An English-language remake of Ikiru is set in 1950s London, more or less the same time frame as Kurosawa’s film. Directed by Oliver Hermanus and based on a script by Japanese-British writer Kazuo Ishiguro, Living turns Kurosawa’s concerns over stifling red-tapism in post-World War II Japan into a nostalgic journey into a more orderly British past. The film is available on the pay-per-view platform BookMyShow Stream.
Being a British production, Living (2022) has access to a raft of acting talent, beginning with the wrinkled hero played by the inimitable Bill Nighy. The 73-year-old actor has been nominated for a best actor Oscar for his quiet and yet impactful performance. Ishiguro too has a nomination in the Writing (Adapted Screenplay) category.
Bill Nighy’s textured voice – one of the many delights of the Pirates of the Caribbean movies, in which he portrayed Davy Jones – is put to excellent use in Living. As the file-pushing city council official Williams, Nighy speaks with the kind of hushed authority that is used to being obeyed.
Having learnt that he has only months to live, and encouraged by an encounter with a playwright (Paul Burke) as well as the spark of his young colleague Margaret (Aimee Lou Wood), Williams decides to do something about the stack of files in his office. He goes about it with the same rectitude he had displayed at work – a fine opportunity for Nighy to display his talent for understatement.

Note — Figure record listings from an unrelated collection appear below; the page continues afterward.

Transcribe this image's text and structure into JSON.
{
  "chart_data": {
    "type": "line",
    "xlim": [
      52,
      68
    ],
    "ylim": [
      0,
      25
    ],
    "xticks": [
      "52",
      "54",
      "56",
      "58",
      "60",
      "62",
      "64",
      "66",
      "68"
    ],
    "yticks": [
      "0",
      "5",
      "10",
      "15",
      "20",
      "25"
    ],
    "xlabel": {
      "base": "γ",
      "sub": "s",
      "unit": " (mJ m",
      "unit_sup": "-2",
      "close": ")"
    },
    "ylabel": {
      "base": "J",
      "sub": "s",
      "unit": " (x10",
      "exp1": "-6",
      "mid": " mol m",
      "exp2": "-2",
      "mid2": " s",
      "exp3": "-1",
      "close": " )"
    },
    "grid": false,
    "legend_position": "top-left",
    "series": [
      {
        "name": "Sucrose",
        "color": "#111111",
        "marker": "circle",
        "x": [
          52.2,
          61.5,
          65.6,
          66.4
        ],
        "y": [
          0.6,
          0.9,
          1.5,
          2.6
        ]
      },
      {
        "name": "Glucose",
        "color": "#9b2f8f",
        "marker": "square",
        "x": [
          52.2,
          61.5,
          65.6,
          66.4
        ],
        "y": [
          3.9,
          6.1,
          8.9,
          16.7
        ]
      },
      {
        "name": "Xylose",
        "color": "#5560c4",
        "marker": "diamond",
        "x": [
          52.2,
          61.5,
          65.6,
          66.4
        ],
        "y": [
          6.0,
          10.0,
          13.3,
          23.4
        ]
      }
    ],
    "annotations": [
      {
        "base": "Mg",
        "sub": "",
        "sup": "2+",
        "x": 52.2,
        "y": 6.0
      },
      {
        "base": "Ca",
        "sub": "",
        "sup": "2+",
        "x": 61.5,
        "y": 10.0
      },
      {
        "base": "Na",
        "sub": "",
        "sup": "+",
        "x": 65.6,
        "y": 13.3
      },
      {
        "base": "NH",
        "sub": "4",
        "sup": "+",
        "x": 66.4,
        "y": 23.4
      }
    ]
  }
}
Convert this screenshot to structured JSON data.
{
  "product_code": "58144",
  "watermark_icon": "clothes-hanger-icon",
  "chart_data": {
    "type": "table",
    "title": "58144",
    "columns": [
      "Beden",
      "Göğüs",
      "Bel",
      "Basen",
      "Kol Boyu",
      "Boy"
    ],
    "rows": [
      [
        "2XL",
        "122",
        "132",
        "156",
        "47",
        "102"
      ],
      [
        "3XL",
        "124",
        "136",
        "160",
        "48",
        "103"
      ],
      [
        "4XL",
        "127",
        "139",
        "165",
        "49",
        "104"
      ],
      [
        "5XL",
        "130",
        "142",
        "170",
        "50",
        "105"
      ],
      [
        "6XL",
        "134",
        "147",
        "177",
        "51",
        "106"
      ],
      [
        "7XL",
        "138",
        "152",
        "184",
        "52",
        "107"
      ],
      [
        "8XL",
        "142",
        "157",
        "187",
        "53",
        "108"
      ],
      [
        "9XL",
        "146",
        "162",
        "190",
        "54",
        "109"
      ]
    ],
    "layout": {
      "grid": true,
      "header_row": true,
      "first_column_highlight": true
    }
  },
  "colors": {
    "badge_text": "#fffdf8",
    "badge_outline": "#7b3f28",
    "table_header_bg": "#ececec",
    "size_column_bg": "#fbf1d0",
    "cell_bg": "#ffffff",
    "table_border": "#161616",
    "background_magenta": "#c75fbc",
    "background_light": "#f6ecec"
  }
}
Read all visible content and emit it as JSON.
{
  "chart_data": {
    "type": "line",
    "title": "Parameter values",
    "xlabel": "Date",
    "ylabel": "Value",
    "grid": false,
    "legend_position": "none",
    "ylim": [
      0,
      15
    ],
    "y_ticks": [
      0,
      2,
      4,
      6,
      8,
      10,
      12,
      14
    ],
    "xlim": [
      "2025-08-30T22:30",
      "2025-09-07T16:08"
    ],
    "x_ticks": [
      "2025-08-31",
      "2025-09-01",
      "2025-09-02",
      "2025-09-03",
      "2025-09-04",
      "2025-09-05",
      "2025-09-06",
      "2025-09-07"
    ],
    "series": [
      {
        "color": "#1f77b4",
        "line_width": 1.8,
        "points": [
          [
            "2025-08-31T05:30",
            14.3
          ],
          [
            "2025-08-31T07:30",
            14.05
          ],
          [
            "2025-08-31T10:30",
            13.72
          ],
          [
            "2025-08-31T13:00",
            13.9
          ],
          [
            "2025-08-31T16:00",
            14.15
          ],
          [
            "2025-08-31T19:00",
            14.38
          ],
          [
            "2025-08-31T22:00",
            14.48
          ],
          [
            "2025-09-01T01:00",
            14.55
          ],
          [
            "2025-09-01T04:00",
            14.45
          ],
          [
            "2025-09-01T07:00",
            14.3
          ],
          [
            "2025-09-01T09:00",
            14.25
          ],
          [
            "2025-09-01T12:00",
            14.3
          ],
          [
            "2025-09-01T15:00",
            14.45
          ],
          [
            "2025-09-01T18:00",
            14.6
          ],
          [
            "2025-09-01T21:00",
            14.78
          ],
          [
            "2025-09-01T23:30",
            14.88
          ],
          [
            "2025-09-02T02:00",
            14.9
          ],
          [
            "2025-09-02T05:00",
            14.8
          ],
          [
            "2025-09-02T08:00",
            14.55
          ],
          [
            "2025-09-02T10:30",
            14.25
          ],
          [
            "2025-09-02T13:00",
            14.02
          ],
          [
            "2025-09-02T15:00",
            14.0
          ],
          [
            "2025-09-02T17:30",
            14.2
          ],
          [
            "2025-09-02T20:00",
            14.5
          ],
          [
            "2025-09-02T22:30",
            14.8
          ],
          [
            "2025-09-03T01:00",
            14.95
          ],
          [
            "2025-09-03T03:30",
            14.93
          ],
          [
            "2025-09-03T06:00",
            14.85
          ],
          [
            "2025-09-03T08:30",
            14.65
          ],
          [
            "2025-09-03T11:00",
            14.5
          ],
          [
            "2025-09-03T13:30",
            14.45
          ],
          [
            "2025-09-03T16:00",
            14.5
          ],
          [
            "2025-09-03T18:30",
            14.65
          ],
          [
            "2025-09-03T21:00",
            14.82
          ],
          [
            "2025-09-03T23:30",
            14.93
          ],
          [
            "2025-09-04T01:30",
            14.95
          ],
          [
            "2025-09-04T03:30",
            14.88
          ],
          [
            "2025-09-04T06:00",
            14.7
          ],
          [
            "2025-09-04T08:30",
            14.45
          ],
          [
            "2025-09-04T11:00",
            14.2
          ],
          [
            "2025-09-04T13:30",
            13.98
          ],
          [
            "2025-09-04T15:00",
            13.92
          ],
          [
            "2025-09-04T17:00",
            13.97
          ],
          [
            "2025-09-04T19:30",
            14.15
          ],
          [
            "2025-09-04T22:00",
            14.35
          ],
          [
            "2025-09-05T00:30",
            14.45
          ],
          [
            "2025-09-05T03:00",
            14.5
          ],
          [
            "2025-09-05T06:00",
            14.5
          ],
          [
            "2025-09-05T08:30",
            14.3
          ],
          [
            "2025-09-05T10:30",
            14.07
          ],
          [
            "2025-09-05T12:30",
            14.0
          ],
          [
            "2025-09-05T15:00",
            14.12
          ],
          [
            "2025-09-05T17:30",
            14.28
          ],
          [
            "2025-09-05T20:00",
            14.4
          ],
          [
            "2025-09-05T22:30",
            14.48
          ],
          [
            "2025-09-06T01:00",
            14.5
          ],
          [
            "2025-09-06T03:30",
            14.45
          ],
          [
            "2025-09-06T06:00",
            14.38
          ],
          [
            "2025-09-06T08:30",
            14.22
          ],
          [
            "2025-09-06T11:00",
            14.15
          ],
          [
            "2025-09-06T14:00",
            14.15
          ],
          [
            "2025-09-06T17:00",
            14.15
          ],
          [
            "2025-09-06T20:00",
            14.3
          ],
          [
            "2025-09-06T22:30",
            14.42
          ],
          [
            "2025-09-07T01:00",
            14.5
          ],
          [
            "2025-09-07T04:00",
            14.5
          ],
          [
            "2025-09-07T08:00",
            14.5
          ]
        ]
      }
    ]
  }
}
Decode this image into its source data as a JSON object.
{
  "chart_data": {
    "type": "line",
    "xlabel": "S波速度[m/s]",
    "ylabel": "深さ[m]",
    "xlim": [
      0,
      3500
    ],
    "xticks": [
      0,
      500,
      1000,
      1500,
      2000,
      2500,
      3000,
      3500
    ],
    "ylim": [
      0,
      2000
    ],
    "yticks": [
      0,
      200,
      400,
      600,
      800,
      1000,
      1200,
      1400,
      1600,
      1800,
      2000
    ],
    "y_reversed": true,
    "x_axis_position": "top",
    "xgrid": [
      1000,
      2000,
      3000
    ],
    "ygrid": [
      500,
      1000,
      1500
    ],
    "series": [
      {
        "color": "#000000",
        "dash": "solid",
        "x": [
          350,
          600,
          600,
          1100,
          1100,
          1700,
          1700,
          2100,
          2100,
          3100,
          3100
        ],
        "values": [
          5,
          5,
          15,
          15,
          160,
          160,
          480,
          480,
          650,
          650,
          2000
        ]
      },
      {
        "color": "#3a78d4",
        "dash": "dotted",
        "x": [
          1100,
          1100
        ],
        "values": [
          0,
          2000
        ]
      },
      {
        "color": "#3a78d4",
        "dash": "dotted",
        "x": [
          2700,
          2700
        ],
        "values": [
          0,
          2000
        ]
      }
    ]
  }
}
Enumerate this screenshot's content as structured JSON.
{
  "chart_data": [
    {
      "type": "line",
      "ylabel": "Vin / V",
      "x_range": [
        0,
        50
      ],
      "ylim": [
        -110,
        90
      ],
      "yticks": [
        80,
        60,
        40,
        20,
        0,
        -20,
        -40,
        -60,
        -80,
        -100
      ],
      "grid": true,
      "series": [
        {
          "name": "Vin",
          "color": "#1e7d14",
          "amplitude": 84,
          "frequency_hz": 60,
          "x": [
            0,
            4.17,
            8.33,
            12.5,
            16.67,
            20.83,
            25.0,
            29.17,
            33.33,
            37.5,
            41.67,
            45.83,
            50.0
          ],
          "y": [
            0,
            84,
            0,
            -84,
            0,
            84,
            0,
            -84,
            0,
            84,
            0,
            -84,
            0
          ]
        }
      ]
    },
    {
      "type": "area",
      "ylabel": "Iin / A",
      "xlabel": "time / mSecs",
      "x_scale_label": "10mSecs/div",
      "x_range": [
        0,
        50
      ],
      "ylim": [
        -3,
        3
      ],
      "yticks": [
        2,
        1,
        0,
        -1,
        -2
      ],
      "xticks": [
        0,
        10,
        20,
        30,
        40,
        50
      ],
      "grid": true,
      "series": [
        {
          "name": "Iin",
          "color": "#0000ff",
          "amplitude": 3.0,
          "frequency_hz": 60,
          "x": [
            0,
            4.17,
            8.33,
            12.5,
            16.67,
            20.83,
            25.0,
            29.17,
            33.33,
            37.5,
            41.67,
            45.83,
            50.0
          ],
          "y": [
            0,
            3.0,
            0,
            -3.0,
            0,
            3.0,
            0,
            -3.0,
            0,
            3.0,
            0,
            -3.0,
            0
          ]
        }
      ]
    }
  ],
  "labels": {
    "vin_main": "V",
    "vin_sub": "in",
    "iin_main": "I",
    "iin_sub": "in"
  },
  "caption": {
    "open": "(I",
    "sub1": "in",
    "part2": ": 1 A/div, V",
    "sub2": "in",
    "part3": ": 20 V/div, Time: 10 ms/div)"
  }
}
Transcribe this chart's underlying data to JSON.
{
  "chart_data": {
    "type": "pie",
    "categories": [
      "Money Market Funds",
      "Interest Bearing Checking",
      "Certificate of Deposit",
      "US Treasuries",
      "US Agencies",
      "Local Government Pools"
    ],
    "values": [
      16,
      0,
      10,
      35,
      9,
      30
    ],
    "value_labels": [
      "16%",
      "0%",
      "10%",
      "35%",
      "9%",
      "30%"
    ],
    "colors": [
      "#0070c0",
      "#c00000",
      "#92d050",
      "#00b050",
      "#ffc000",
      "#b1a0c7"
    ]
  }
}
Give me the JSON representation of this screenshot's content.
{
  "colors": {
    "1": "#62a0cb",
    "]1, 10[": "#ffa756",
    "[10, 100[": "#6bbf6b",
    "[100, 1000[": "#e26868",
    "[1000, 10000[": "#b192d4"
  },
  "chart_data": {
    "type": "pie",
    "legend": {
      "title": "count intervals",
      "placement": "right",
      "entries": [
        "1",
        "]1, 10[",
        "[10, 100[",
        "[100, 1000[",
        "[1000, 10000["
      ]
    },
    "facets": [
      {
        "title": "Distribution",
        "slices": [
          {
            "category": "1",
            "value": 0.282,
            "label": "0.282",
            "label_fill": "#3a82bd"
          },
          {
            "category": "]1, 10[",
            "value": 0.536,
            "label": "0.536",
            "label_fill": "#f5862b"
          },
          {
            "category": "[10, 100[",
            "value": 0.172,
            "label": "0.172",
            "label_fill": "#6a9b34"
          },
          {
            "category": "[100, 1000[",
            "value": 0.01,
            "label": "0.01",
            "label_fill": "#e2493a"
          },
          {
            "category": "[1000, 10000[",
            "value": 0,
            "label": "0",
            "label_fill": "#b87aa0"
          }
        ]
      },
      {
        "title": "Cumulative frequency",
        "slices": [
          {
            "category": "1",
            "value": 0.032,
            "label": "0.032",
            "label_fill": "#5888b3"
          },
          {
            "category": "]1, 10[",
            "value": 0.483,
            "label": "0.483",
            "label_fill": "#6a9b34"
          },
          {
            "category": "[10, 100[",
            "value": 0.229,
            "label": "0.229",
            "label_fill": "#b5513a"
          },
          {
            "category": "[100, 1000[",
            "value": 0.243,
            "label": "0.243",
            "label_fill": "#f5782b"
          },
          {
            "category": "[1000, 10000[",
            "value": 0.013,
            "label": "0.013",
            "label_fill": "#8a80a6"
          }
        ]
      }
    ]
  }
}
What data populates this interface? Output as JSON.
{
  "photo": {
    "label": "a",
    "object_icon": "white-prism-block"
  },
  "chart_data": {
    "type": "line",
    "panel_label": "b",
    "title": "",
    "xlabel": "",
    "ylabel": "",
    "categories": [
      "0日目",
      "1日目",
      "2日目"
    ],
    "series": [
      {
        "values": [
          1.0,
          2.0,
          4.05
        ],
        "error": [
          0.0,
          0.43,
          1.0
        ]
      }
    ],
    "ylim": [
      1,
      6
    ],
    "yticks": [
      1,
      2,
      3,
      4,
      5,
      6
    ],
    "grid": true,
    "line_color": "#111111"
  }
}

Living is considerably shorter than Ikiru, and rushes through Williams’s transformation. The poetics of Kurosawa’s filmmaking is sorely missing, replaced by polite and yet passive-aggressive exchanges in clipped British accents.
The performances make up for the often workmanlike retelling, with Nighy’s presence almost enough to serve as compensation. Even if he doesn’t win the Oscar, his performance surely won’t be forgotten.